Sopla el viento desde las Cumbres. Se satura la tierra con el agua de lluvia. Corre el agua hacia el pueblo, arrastra todas las impurezas, como el hollín, en las lomillas de los alrededores, pasa por delante de todas las puertas de las casas, se lleva los juguetes olvidados de los chiquillos, cruza la carretera, quiere subir al cementerio. Pero acaba deslizándose, obediente, hacia el Guadamatilla, sucio y rumoroso ahora, teñido con el turbio color de los inviernos.

   En algún lugar la fuente de la Lancha, barro rojo y sencillo de los cántaros, las pilas de granito del lavadero. Y las mocitas que se citan allí con el pretexto de su agua. Si en tu origen la fuente milenaria, habrá un frescor de cal en cada casa y un olor a verdina y a humedad en tus tejados. Si yo niño en tus calles, hubiese querido volar con tu cigüeña, o ascender manejando un zepelín, contemplar desde arriba la torre de ladrillo y de piedra, revisar los anclajes de su nido tan viejo.

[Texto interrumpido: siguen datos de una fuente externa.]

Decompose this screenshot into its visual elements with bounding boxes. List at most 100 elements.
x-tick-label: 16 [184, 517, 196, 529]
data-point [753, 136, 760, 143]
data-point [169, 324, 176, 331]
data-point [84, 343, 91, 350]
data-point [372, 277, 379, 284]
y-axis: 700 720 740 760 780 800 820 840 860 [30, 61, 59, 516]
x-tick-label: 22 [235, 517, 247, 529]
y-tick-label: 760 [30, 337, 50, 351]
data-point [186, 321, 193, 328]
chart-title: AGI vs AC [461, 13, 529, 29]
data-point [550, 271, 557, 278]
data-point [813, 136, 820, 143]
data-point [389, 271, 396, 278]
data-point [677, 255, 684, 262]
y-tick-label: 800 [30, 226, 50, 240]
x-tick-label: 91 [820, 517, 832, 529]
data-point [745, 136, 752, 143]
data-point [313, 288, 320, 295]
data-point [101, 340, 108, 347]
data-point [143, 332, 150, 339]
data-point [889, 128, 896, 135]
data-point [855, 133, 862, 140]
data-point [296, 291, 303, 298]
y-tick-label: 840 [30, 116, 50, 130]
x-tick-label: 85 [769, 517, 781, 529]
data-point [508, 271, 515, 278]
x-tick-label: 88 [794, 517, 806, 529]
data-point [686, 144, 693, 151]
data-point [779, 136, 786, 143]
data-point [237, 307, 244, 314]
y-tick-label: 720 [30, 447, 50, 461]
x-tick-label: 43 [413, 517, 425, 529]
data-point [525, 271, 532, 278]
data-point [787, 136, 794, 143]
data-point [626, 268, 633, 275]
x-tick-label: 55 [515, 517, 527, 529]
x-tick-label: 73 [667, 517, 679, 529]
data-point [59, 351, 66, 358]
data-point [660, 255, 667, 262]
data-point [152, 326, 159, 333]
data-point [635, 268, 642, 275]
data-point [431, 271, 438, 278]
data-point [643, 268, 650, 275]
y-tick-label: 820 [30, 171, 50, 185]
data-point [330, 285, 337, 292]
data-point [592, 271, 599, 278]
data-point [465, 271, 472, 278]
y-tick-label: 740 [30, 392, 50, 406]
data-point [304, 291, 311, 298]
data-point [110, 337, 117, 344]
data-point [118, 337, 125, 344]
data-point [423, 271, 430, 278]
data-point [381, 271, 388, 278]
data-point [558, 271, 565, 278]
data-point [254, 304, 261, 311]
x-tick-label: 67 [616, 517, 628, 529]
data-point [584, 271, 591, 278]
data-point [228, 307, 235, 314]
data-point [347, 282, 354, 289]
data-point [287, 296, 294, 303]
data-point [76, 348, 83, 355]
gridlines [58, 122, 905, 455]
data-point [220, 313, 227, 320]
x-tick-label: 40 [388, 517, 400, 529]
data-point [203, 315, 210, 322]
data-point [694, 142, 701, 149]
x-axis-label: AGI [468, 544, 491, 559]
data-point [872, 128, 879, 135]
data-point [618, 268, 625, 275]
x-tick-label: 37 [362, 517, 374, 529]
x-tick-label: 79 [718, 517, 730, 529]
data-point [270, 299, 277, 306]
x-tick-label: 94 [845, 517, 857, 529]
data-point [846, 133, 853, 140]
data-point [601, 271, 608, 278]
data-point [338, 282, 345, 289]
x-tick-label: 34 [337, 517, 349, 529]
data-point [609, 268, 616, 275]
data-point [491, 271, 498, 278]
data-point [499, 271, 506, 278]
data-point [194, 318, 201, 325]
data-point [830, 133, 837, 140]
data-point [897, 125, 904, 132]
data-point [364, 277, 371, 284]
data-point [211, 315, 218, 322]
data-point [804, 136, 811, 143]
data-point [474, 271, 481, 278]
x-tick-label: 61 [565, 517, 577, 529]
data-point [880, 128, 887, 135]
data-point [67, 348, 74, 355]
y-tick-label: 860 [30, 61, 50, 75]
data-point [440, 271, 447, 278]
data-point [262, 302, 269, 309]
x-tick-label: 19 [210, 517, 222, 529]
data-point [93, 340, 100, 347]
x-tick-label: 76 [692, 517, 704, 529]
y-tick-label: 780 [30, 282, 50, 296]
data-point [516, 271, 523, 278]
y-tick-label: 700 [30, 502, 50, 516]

   Un pueblo es una tregua en el camino, un gesto inerte, desde lejos, que se dibuja siempre entre el blanco y el gris. Piensa el viajero que en ti no puede hacer historia. Pasa de largo. Y tue, el más pequeño en este valle feliz de la bellota, escuchaste tu nombre y te viste citado en ricos pergaminos, y celebraste fiestas en honor de los condes, ufanos y orgullosos de sentirte arropado por el brillo, el castillo, el escudo y el nombre del noble señorío.

   Quizá no te quede otra cosa en el recuerdo, otra grandeza ni otro monumento, que el nombre de los Zúñiga y los Sotomayor iluminando la pared de tu plaza. Y quizá tus señoires, camino de Gahete, nunca se detuvieran a rezar en tu ermita. Pero en tu cuna siempre la dulzura del agua, la tenaz estructura de la piedra, tu apellido y tu nombre unidos ya por siempre a los grandes señores y al condado.